Special Considerations for Health and Abilities
The numbers will always be debated, but there are a significant number of veterans who’ve returned from war with injuries that can affect their cognitive potential. Post-Traumatic Stress Disorder, of course, can affect memory, focus, and concentration. Just the same, the signature wound of the war, Traumatic Brain Injury (TBI), can cause these same issues. For many with TBI, it can’t be healed — only managed. For every class I teach, on my syllabus I add a note about where students can go for special services for learning issues. These services are designed for students with ADD or dyslexia. Most veterans, unfortunately, don’t understand that these services should also be applied to them, and I’m not certain many of these service providers understand the unique nature of their wounds.
At the same time, for many veterans (injured or uninjured), despite receiving specialized training and becoming masters of their crafts in the military (jobs like supply, public affairs, communications, equipment repair, or combat arms), they never received traditional education. It can very defeating and deflating to tell someone who once was responsible for the maintenance of a $20 million helicopter or responsible for the lives of their squad that they need to take remedial math with their new peers who can’t be bothered to show up to class or stay awake during it.
Either of these realities — learning issues and/or the need for a remedial education — can deter many veterans from even wanting to set foot on a college campus. But even for veterans who don’t deal with any special learning considerations or need for extra classes, it’s hard to go from a place of respect and a sense of duty and purpose to the angst and uncertainty any college freshman probably feels about their future.

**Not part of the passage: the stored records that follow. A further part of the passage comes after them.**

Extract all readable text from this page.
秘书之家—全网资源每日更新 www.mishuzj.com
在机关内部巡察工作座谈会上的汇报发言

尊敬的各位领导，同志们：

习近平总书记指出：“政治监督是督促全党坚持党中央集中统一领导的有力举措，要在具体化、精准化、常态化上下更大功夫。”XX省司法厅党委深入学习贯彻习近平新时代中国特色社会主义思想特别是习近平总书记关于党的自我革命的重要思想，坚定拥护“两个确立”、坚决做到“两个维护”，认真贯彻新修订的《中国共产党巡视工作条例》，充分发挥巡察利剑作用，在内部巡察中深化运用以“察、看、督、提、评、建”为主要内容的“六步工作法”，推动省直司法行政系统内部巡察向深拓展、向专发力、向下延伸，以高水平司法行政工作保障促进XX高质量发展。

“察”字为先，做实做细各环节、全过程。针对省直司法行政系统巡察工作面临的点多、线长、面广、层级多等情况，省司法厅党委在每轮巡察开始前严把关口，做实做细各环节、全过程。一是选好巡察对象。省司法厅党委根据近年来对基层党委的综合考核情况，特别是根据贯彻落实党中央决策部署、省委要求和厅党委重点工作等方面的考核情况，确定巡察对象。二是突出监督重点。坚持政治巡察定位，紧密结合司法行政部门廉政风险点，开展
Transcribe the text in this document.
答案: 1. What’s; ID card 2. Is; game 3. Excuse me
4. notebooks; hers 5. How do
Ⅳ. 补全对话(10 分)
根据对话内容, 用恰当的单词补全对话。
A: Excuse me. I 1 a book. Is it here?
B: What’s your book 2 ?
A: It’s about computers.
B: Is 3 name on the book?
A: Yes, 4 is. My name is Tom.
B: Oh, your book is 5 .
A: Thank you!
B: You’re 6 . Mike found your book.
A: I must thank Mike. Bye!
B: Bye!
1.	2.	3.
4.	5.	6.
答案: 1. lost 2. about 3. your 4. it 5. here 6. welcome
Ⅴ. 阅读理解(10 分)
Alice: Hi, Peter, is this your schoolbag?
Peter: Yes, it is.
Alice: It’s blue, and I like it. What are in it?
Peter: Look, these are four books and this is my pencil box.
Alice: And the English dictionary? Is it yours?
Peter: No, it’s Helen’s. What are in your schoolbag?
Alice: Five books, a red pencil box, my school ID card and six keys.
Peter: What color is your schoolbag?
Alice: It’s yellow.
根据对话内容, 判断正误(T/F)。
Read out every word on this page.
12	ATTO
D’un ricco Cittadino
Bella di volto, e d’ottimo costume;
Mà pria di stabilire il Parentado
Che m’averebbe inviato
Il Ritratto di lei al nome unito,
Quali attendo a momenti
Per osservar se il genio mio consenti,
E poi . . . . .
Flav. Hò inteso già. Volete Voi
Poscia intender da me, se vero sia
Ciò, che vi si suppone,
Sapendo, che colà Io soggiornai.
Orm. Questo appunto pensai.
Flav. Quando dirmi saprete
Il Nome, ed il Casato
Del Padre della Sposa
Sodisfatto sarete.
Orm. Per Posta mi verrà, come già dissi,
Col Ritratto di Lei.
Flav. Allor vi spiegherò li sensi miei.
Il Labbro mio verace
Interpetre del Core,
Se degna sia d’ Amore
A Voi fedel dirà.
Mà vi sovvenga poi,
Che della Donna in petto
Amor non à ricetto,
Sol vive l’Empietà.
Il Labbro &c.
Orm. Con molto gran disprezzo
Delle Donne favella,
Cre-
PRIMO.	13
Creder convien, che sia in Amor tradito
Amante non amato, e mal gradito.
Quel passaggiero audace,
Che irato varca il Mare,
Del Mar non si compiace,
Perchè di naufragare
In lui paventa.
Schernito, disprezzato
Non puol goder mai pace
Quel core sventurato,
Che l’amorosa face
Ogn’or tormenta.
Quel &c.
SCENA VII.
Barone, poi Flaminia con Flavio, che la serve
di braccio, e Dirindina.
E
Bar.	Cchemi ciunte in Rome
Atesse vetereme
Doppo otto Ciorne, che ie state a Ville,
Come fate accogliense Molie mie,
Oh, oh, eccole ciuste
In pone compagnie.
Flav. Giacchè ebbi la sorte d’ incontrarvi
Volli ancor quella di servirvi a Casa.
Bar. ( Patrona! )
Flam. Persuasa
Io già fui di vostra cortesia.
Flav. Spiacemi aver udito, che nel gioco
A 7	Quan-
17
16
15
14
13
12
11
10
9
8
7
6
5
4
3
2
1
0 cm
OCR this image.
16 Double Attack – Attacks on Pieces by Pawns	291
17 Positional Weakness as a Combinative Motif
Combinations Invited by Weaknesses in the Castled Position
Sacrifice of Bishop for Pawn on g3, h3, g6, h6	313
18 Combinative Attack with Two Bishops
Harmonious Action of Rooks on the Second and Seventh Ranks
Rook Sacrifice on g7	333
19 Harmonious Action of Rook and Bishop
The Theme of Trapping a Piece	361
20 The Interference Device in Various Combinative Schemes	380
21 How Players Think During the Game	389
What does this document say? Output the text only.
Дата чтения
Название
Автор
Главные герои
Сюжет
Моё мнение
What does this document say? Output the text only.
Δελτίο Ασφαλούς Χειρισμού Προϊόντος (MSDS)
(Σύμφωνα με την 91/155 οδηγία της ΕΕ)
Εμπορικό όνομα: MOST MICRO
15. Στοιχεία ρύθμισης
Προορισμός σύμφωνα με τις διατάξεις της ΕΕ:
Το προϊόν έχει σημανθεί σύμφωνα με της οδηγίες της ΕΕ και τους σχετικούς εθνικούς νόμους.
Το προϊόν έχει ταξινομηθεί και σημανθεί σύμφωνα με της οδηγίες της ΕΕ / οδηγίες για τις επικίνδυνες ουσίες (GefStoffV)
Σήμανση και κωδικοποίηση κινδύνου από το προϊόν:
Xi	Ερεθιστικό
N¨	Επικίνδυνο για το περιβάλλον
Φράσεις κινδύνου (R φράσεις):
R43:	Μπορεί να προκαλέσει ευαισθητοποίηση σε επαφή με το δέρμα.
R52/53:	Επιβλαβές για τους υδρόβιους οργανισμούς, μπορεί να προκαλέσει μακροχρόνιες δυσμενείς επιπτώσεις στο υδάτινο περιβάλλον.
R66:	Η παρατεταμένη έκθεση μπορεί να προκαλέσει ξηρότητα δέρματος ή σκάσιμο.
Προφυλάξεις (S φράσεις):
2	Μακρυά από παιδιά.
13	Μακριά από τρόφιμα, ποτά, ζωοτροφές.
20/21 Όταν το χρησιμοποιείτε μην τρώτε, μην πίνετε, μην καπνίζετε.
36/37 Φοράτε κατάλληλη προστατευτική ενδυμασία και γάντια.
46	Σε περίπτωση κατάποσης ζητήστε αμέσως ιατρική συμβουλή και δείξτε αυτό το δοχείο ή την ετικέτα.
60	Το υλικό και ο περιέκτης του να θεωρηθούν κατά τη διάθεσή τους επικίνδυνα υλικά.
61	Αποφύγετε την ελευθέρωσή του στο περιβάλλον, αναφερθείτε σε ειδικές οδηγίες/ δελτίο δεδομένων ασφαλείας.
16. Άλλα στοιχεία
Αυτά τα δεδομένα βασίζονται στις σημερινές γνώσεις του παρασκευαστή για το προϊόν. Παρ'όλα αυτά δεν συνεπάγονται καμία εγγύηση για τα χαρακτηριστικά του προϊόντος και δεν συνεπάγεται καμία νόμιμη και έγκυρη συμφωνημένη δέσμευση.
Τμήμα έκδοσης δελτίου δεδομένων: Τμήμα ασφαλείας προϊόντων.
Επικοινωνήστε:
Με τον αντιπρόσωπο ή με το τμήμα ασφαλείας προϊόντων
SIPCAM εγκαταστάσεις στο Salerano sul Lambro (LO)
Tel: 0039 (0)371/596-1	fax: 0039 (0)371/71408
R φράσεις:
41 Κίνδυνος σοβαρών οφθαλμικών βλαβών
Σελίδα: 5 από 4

Overcoming Special Considerations
At the Community College of Baltimore County, I'm one of our seasoned adjuncts in our nationally recognized Accelerated Learning Program. The purpose of the program is to give students a head start toward their education no matter what knowledge base and abilities they’re bringing to the table. It works like this: I have a normal class of 20 freshmen composition students. Ten of these students are also dual-enrolled in remedial English. Immediately after freshmen composition, I have a separate class with the 10, where they get further instruction, and lots of one-on-one attention from me, the instructor. Implicitly, because of this extra attention, I’m supposed to help them with "affective" issues which might disrupt their learning. It could be as simple as, "Make sure you eat something before class" or, "Let me walk you over to financial aid and help you deal with them."
It seems plausible to me that, given the success of this program, and also the fact that veterans bring a whole different set of "affective" issues to the classroom, older veterans like myself or others trained in dealing with these unique issues could have “accelerated” programs for these students in core classes like English and math.
Helping Veterans Reintegrate
I think it’s great that many institutions of higher learning have created veteran centers and championed veterans clubs, and yes, many veterans would rather deal with their fellow warriors, but by this isolation, they're missing out on many valuable life skills like the ability to network, or work and make relationships with others who don’t come from the same background and experiences. Moreover, they’re losing an opportunity to reintegrate into the civilian world more easily. Certainly, from my experiences, it was easier to go from combat to college rather than from combat to "the real world."